Folk wisdom may be proven right. Recent studies found antiviral, antioxidant, and anti-inflammatory properties in witch hazel. These antioxidants, concluded one, might be effective in anti-aging and anti-wrinkling creams—another instance, Thoreau might say, of witch hazel’s power to turn autumn into spring.


BUT FIRST THE BRUSH MUST BE CUT. On a brisk day in January, the Halls are working a few miles from home in privately-owned woods where they hope to harvest 30 tons. “It’s everywhere,” Hall says, “but it’s scattered.”
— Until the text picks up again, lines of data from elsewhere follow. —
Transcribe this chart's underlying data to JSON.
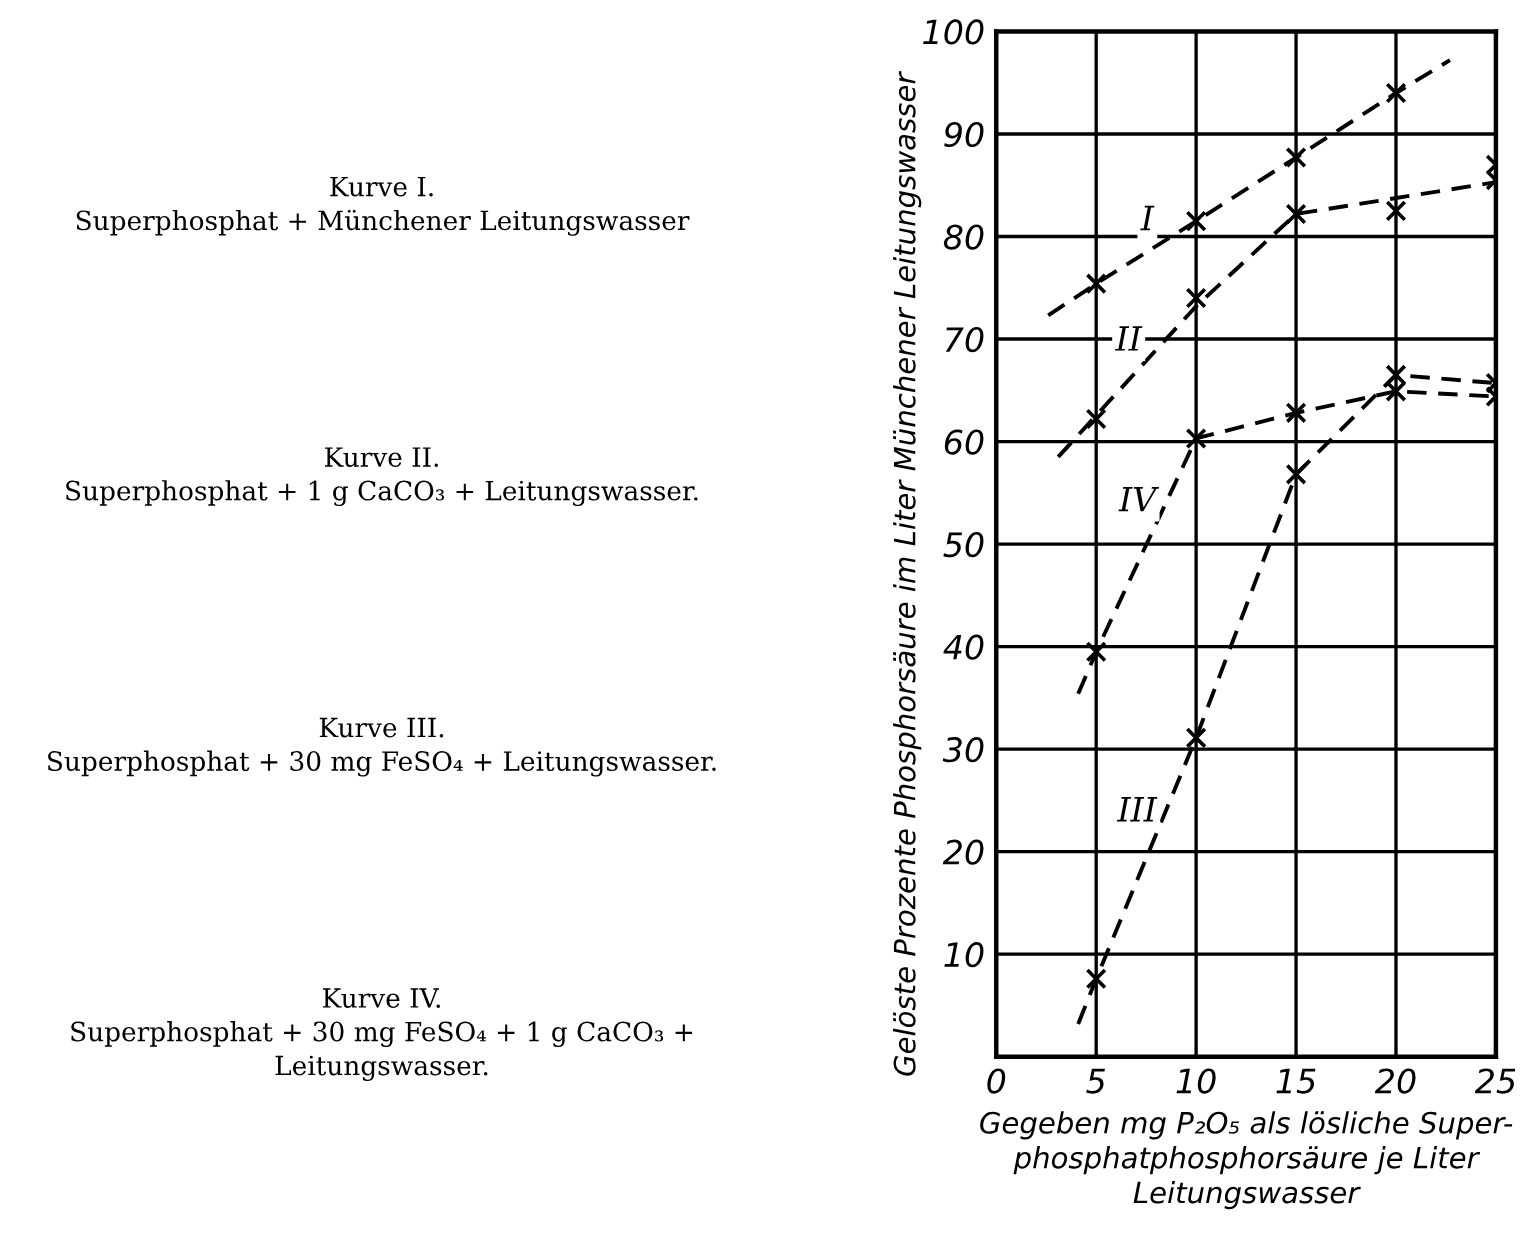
{
  "chart_data": {
    "type": "line",
    "xlabel": "Gegeben mg P₂O₅ als lösliche Super-\nphosphatphosphorsäure je Liter\nLeitungswasser",
    "ylabel": "Gelöste Prozente Phosphorsäure im Liter Münchener Leitungswasser",
    "xlim": [
      0,
      25
    ],
    "xticks": [
      0,
      5,
      10,
      15,
      20,
      25
    ],
    "ylim": [
      0,
      100
    ],
    "yticks": [
      10,
      20,
      30,
      40,
      50,
      60,
      70,
      80,
      90,
      100
    ],
    "grid": true,
    "legend": false,
    "series": [
      {
        "name": "I",
        "line_style": "dashed",
        "color": "#000000",
        "x": [
          2.6,
          5,
          10,
          15,
          20,
          22.7
        ],
        "values": [
          72.3,
          75.4,
          81.5,
          87.7,
          94,
          97.2
        ]
      },
      {
        "type": "scatter",
        "marker": "cross",
        "color": "#000000",
        "x": [
          5,
          10,
          15,
          20,
          25
        ],
        "values": [
          75.4,
          81.5,
          87.7,
          94,
          87
        ]
      },
      {
        "name": "II",
        "line_style": "dashed",
        "color": "#000000",
        "x": [
          3.1,
          10,
          15,
          25
        ],
        "values": [
          58.5,
          73.2,
          82.2,
          85.3
        ]
      },
      {
        "type": "scatter",
        "marker": "cross",
        "color": "#000000",
        "x": [
          5,
          10,
          15,
          20,
          25
        ],
        "values": [
          62.2,
          74,
          82.2,
          82.5,
          85.5
        ]
      },
      {
        "name": "III",
        "line_style": "dashed",
        "color": "#000000",
        "x": [
          4.1,
          5,
          10,
          15,
          20,
          25
        ],
        "values": [
          3.2,
          7.6,
          31.1,
          56.8,
          66.5,
          65.7
        ]
      },
      {
        "type": "scatter",
        "marker": "cross",
        "color": "#000000",
        "x": [
          5,
          10,
          15,
          20,
          25
        ],
        "values": [
          7.6,
          31.1,
          56.8,
          66.5,
          65.7
        ]
      },
      {
        "name": "IV",
        "line_style": "dashed",
        "color": "#000000",
        "x": [
          4.1,
          5,
          10,
          15,
          20,
          25
        ],
        "values": [
          35.4,
          39.5,
          60.3,
          62.8,
          64.9,
          64.4
        ]
      },
      {
        "type": "scatter",
        "marker": "cross",
        "color": "#000000",
        "x": [
          5,
          10,
          15,
          20,
          25
        ],
        "values": [
          39.5,
          60.3,
          62.8,
          64.9,
          64.4
        ]
      }
    ],
    "annotations": [
      "Kurve I.\nSuperphosphat + Münchener Leitungswasser",
      "Kurve II.\nSuperphosphat + 1 g CaCO₃ + Leitungswasser.",
      "Kurve III.\nSuperphosphat + 30 mg FeSO₄ + Leitungswasser.",
      "Kurve IV.\nSuperphosphat + 30 mg FeSO₄ + 1 g CaCO₃ +\nLeitungswasser."
    ]
  }
}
He and Troy move quickly from trunk to trunk. Hall flicks away snow at the base with his chainsaw, then cuts while Troy holds. Hall trims the trunks at ground level because stumps could puncture loggers’ tires. “Besides,” he adds, “if you leave six inches, you’re leaving a few cents. That isn’t much, but over 30 tons, it adds up.” He even cuts trunks no thicker than his finger. “Collect enough feathers, you’ve got a pound,” he says.

They pull the brush to a sled attached to a skidder, which hauls the load to a clearing. There, Hall operates the claws of a log-loader to grab a pile of brush and guide it into a chipper. A stream of chopped witch hazel shoots into a big dump truck.

There will always be plenty of witch hazel in Connecticut, but Strong and Hall sometimes wonder who will cut it. “Most young people don’t want to know anything about witch hazel,” says Strong.

Hall nods. “Nine out of ten who try it don’t do it more than once, because it’s hard work.”

“And the cutters are the key to everything,” says Strong. “If you don’t have brush, you don’t have a product.”

And then what would happen to the skin of America’s women?